Slow Food London set a challenge: could regular Londoners go slow for an entire year? Would it be easy? Would it be hard? Would there be times when it would (slowly) start to go wrong?
Here, Susan Paul talks us through her twenty-sixth week:
I finished making the Christmas puddings, steamed and then rewrapped them. Confined to the kitchen whilst steaming puddings for several hours (had to keep checking the water had not boiled away) I used the time to do some other preparations for our family Christmas dinner, which is in two weeks time.
We are having roast goose, a tradition for us. So to eat with the goose I have made cinnamon spiced applesauce and some bacon, sage and onion stuffing, seasoned with lemon and nutmeg – both are now packed away in our freezer.
We have tried some other varieties of English apples this week: Kidd’s Orange, Red Windsor and Egremont Russet. They are all excellent but the Egremont Russet are particularly special and perfumed – easily a match for a Summer peach.
The Jerusalem artichokes were made into a simple blended soup with some chopped parsley stirred in – this produced a good earthy root flavour and I have frozen some for another day.

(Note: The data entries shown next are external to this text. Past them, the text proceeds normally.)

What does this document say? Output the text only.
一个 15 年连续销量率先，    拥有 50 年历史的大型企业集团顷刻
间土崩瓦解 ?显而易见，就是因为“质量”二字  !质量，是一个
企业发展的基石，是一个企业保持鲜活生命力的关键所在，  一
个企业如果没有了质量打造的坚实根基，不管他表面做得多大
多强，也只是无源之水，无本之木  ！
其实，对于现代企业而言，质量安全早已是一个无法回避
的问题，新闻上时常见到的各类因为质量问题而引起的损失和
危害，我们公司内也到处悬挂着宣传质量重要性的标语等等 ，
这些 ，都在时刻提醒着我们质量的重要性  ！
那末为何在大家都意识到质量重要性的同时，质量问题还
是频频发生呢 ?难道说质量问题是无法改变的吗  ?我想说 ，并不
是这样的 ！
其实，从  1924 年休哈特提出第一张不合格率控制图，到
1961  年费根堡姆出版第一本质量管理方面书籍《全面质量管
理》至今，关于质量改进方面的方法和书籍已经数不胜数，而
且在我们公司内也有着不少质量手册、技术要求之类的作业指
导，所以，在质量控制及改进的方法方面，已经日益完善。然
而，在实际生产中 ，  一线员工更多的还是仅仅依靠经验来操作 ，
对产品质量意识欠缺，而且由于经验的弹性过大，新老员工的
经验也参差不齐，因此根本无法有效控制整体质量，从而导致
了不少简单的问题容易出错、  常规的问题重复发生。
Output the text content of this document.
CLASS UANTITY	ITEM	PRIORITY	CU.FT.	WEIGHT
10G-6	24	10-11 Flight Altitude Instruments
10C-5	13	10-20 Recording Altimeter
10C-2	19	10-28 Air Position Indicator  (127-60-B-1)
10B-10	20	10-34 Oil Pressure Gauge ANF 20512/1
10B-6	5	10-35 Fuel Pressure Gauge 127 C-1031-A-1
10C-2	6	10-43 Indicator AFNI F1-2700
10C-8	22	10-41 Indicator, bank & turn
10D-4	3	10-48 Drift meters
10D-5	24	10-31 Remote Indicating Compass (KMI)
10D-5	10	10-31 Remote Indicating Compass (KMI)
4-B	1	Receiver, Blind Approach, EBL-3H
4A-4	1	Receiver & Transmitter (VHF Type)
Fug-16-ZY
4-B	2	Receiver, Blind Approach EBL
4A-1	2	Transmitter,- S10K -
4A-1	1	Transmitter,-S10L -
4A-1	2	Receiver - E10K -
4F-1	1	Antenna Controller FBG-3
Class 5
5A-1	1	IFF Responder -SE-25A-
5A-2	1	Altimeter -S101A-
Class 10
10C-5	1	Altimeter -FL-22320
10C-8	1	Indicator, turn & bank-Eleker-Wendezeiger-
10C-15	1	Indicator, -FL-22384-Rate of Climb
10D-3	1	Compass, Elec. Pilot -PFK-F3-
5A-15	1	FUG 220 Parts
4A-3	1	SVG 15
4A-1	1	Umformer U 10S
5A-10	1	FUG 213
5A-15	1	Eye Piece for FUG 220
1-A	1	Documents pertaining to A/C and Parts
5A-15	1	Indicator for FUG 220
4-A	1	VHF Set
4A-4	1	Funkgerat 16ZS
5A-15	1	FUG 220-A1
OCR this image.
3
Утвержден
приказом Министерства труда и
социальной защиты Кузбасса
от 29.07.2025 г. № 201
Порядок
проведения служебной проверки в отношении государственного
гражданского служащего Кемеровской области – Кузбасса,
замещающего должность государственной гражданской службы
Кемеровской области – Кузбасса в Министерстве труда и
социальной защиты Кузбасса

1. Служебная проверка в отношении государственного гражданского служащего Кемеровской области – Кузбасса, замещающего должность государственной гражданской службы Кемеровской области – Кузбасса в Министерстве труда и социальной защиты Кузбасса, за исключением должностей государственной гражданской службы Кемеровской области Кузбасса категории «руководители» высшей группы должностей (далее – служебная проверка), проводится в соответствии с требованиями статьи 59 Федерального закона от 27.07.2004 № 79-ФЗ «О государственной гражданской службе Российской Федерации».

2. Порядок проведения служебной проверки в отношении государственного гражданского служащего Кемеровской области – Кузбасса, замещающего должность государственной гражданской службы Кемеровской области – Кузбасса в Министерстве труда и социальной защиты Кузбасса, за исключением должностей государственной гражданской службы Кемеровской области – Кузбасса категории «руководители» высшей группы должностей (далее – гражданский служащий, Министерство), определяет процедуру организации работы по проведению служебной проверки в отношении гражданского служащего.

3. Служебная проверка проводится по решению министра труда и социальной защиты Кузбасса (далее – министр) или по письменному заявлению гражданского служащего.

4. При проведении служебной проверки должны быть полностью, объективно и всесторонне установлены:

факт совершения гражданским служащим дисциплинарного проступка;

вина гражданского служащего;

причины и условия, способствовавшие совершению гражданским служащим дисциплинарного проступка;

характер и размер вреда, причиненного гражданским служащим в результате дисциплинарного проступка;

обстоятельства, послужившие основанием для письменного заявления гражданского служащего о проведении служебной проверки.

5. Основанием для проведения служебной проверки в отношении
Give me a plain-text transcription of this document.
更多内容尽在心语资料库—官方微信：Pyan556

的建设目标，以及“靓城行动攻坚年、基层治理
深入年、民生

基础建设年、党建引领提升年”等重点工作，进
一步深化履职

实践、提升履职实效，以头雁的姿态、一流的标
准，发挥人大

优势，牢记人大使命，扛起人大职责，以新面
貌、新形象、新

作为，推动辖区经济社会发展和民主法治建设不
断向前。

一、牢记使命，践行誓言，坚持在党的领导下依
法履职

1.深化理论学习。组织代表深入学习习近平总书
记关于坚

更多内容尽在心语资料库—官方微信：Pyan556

I am really glad to have made extra food in the past and frozen it as stand-by suppers. We had some tomato soup this week with added sorrel which tastes like lemony spinach. We also had one of the pastry tarts with some Stilton, red onion and thyme.
Other good things have been: homemade chicken stock for chicken, bacon, potato and parsley stew, some stir fried root vegetables with garlic, parsley and thyme, and some spiced carrot and ginger soup.
But the highlight of the week has to be a supper at the home of some friends who provided us with delightful food and company. We started with the cheese course because, our host calmly announced, the oven had faltered and delayed the cooking of the chicken. This is a “slow” approach indeed. Of course no one minded and we all tucked in to some delicious British cheeses including Montgomery’s Cheddar and a new one for me, Sharpham, a delicious, ripe, soft cow’s milk cheese, which I am going to nominate as our cheese for this week.
We went on to a perfectly cooked dish of chicken with seasonal vegetables and a carefully, and very well dressed salad. And on again to not one but two stunning home baked tarts, one of apples and the other of frangipane and plums with – I pause here as this must be one of the highlights of my “slow food challenge” – mulberry syrup; but not any old mulberry syrup as this was home made using mulberries from a tree in our hosts’ Clapham garden - it was sustainable and delectable and memorable - a splendid evening.
I am half way through the challenge now. I am still enjoying it and so is my husband, and our family and our friends.